John tells a story of, early in the tour, a band member overhearing two Aberdonians in the lobby after the show:
“What did you think of that?”
“Ach, it could have been worse”.
Leaving aside the famous dourness of Oiltown, there’s truth there. Tonight could have been worse; but it could have been better.
In the beautiful Victoria Hall, part of Saltaire’s model town, built by Titus Salt to house his mill workers, the hall is Victorian but without any ostentation, in keeping with the industrialist’s world-view. It has a sprung dance floor and when the band cuts loose, the foot-tapping sets it going. Shame they don’t cut loose more. Tonight is a seated gig, in keeping with the tone of McCusker’s new album, a mix of jigs, reels and ballads, leaning heavily on the ballads. They open with Calendar Boys, as the album does, with open hand knee slaps and claps and travelling through four tunes.

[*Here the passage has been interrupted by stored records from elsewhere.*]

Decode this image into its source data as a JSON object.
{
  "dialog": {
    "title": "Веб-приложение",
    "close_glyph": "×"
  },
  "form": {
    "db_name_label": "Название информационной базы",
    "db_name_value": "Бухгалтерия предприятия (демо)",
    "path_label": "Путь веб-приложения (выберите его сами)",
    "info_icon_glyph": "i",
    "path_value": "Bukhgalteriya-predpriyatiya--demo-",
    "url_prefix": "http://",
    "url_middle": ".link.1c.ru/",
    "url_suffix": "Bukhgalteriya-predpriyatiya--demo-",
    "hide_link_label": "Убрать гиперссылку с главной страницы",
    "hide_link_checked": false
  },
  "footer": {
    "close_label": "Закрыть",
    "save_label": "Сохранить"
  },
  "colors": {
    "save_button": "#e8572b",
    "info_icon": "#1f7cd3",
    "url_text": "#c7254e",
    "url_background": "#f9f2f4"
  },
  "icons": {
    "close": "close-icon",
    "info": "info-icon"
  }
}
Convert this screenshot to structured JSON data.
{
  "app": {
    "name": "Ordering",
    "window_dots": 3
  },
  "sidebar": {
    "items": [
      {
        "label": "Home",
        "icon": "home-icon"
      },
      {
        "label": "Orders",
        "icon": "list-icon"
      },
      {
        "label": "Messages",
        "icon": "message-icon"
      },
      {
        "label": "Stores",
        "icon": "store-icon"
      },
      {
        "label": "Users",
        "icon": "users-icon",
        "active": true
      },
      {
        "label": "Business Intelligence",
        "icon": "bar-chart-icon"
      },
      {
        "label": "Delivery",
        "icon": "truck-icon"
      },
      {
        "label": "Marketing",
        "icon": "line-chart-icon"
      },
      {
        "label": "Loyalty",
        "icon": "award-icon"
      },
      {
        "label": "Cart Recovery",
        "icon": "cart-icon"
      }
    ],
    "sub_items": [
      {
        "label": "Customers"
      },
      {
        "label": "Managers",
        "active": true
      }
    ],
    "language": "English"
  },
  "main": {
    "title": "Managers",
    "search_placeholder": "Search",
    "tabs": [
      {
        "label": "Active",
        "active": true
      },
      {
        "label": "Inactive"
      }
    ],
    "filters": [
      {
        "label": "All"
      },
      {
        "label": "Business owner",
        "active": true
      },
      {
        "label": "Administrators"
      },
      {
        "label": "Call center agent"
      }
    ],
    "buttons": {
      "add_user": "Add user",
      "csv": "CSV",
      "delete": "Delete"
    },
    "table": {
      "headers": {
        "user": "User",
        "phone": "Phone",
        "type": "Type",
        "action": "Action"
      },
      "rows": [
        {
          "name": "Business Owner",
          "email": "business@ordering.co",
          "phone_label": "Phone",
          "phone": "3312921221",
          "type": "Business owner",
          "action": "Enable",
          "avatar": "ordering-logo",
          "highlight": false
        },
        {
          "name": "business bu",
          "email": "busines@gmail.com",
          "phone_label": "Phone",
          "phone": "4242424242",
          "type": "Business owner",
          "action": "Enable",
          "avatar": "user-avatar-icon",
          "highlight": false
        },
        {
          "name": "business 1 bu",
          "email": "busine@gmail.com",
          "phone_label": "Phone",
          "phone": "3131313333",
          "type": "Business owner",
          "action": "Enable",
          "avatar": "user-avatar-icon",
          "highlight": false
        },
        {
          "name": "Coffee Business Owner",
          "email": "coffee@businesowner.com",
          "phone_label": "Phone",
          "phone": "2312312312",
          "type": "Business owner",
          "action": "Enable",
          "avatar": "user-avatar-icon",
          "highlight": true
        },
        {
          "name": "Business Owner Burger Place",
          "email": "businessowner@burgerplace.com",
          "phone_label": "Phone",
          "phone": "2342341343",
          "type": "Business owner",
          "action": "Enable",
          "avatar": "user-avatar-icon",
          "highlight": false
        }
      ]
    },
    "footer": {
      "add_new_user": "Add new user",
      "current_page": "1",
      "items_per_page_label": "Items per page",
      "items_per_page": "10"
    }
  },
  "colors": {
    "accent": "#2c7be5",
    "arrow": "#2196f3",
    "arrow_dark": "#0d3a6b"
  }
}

The tale is told of Eddie Reader’s Trip To The Mall, where she ended up in a shopping centre instead of onstage, inspiring a tune. There are many tales and dry jokes tonight, setting the tone for a pleasant evening out. That’s what the crowds here come for – a good night out. They don’t care about the hits, the big tunes, the new album – they want good music, well played. This is where it starts to go wrong for John. The audience know what they want but John hasn’t the confidence to give it to them. Instead, in a failure of nerve, he intersperses the fiddle tunes with songs from Adam Holmes, who opens with a dull song and some dull solo strumming. It’s a shame – the rest of the band is stellar. Andy Cutting on accordion just won Musician Of The Year at the Radio 2 Folk Awards, Innes White plays lovely guitar, understated and precise, while Toby Shaer handles flute, fiddle, whistle and harmonium. Andy’s lovely slow waltz, “The Lovely Lindsay Barker” comes with a story and is followed by a question: “Do any of you feel like singing? Well,….. please don’t it’ll put us off a great deal”. Adam has another song, a country beat-led “Come Out Drinking” that passes just fine, before the band get back with Under One Sky.

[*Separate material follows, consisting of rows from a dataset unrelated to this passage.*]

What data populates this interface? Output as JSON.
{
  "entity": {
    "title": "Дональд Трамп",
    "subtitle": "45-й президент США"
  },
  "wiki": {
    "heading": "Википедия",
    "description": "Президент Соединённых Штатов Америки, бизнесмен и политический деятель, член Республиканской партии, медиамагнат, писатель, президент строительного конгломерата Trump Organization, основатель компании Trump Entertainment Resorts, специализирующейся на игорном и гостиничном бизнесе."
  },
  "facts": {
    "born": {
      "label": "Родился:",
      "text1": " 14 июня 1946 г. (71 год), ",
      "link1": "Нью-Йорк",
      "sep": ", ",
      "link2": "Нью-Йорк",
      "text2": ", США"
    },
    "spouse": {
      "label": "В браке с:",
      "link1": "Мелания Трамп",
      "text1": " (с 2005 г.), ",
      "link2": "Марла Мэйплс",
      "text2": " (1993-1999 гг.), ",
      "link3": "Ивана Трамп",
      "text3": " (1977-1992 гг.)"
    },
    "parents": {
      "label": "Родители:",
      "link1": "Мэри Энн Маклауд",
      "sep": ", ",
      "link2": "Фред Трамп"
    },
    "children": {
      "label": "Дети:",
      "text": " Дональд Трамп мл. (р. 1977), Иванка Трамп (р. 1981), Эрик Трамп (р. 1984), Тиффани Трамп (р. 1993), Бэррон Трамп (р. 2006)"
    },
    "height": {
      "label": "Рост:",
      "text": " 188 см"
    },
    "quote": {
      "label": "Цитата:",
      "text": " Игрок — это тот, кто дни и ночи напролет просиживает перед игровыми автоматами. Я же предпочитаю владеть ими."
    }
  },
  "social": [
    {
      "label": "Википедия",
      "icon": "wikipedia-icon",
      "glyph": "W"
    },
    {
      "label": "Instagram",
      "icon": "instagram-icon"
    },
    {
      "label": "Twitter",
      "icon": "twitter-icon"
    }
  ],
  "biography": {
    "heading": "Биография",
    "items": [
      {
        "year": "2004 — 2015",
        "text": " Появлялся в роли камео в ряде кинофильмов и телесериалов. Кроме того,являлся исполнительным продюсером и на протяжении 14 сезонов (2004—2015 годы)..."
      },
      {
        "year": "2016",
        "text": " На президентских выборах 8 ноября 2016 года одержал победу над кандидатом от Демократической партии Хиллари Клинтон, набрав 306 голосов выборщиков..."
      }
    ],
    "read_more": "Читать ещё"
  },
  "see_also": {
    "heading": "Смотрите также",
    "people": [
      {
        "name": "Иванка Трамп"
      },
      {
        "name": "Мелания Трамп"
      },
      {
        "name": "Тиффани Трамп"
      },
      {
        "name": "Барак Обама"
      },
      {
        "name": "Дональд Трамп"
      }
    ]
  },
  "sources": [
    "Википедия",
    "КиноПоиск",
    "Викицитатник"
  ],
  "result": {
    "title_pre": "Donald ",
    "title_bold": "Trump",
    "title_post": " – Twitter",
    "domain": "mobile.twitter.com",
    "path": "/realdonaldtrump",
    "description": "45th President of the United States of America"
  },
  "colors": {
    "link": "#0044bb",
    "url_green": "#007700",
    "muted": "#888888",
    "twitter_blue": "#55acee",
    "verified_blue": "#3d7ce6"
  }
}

The pattern is set and fast tunes follow slow ones, which follow songs, generally a bit mawkish, from Holmes. Unfortunately Adam is outclassed musically, his singing isn’t clear and most of his songs aren’t up to much; the highpoint of each comes when he drops out and the band takes over to extrapolate. John himself is a multi-instrumentalist, playing fiddle and harmonium tonight, casting his eye about to cue the band members in. He has worked with the great and good and is in demand as an accompanist as well as producer. The instrumental playing is rich and deep, often with the counterpoint of flute and fiddle, and I wonder why the mood is broken so often with songs that don’t fit this tradition. Why weren’t the songs featured as a support act, where they could be taken or left, instead of fleshing out the main act to two sets but spoiling the mood?
The last tune of the evening is a long fast one and the audience reaction show that this is what they wanted – the hall echoes to feet and claps. Why weren’t they given more of what they wanted? Given the plaudits his instrumental album gained, I’d encourage John McCusker to trust that the people who bought it are confident to take on a whole evening of something similar.